Dingin. Di luar, seekor katak melompat di tengah daun keladi. Embun berguguran. Tembok yang di atasnya diikat kawat berduri, sesekali ditembak cahaya lampu mercusuar.

Perempuan itu sedang memainkan jemarinya. Dia menyadari bahwa sekarang dia begitu sangat sendirian. Kemana semua orang dia tidak mengetahui. Dia tidak mengerti siapa sebenarnya datang kepadanya dan siapa yang sebenarnya pergi. Pandangannya begitu kosong.

Dia melihat seekor tikus menyericit dibalik kakinya. Dia tersenyum. Tikus itu penuh luka. Tetapi bagi perempuan itu, pemadangan itu sangat nikmat. Apalagi ketika tikus itu berusaha menggigit terali besi di hadapannya.

Perempuan itu bisu. Tetapi tubuhnya bergerak. Dia akan menangkap hewan berbulu hitam itu.

“Sial!”

Tikus itu berlari.

Berhari-hari, berbulan-bulan perempuan itu menghadapi hidangan dan pemandangan yang sama. Dia begitu bosan dengan suasana seperti itu. Dia ingin bermain dengan tikus yang sebelumnya pernah menemaninya.

Uniknya, seperti ada kesadaran yang muncul, tikus itu berjalan mendekati kaki si perempuan. Perempuan itu tersenyum. Ada keinginan untuk mengunyah tikus, seperti daging kambing yang setiap hari dia makan, tapi tidak dia lakukan. Dia tidak tahan hidup sendirian. Tikus itu adalah temannya.

Sayangnya, ketika dia mencoba menangkap tikus itu, lagi-lagi tikus berlari. Perempuan itu berteriak untuk kesekian kalinya.

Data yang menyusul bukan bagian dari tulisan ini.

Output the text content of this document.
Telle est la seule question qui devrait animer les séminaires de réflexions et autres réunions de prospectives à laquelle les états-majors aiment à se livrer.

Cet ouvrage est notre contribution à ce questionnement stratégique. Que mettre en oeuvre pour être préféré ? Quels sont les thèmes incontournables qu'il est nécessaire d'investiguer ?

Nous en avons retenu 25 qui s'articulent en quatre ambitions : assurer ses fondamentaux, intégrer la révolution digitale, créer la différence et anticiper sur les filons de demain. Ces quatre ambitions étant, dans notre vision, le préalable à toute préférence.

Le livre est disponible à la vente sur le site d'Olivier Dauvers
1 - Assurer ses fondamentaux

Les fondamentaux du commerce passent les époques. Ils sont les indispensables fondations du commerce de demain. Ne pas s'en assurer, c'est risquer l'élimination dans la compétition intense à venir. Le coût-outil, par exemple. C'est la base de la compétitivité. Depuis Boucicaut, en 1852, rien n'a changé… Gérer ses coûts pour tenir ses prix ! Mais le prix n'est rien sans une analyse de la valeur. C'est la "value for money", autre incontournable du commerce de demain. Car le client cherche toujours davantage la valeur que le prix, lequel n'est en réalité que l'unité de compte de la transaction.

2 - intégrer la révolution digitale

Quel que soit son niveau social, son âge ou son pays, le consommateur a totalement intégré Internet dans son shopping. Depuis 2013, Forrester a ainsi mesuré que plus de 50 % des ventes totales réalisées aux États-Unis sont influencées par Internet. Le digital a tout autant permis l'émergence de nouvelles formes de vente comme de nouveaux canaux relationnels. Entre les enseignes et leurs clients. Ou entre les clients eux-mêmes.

“Aku di penjara bukan karena jahat. Aku hanya berusaha berbuat baik. Aku tidak tahan melihat anakku menderita. Makanya aku buang. Ternyata yang kulakukan malah salah. Aku bingung, mana pilihan yang baik, dan mana yang buruk. Jika dia hidup denganku, berarti dia akan menderita. Sedangkan bila aku membuangnya, aku menjadi seperti ini.”

Tikus itu tiba-tiba datang. Perempuan itu menangis melihatnya. Dia teringat tentang anaknya. Dia membayangkan dirinya. Dia tertawa.

Lalu seperti ada tenaga luar biasa yang masuk ke tubuhnya, sekejap dia berlari. Tikus itu dia tangkap. Lalu dia cekik. Dia gigit. Dia telan, hingga bibirnya yang indah dipenuhi dengan darah.

Keesokkan harinya, perempuan menunggu lelaki tua itu. Setelah beberapa jam, akhirnya apa yang diinginkannya tercapai. Lelaki itu datang. Dia membuka pintu dan membawa sebuah piring besar, seperti biasanya.

“Hei! Apakah kau masih menghidangkan kambing di piring ini?” tegas perempuan itu.

Si lelaki tua tersenyum, sambil menutup pintu penjara.

“Tidak! Kau pasti sudah bosan. Aku sudah membuat menu baru yang mungkin sangat kau sukai. Kau sekarang suka daging tikus, bukan?”

Semuanya berputar. Perempuan itu semakin tidak mengerti kehidupannya.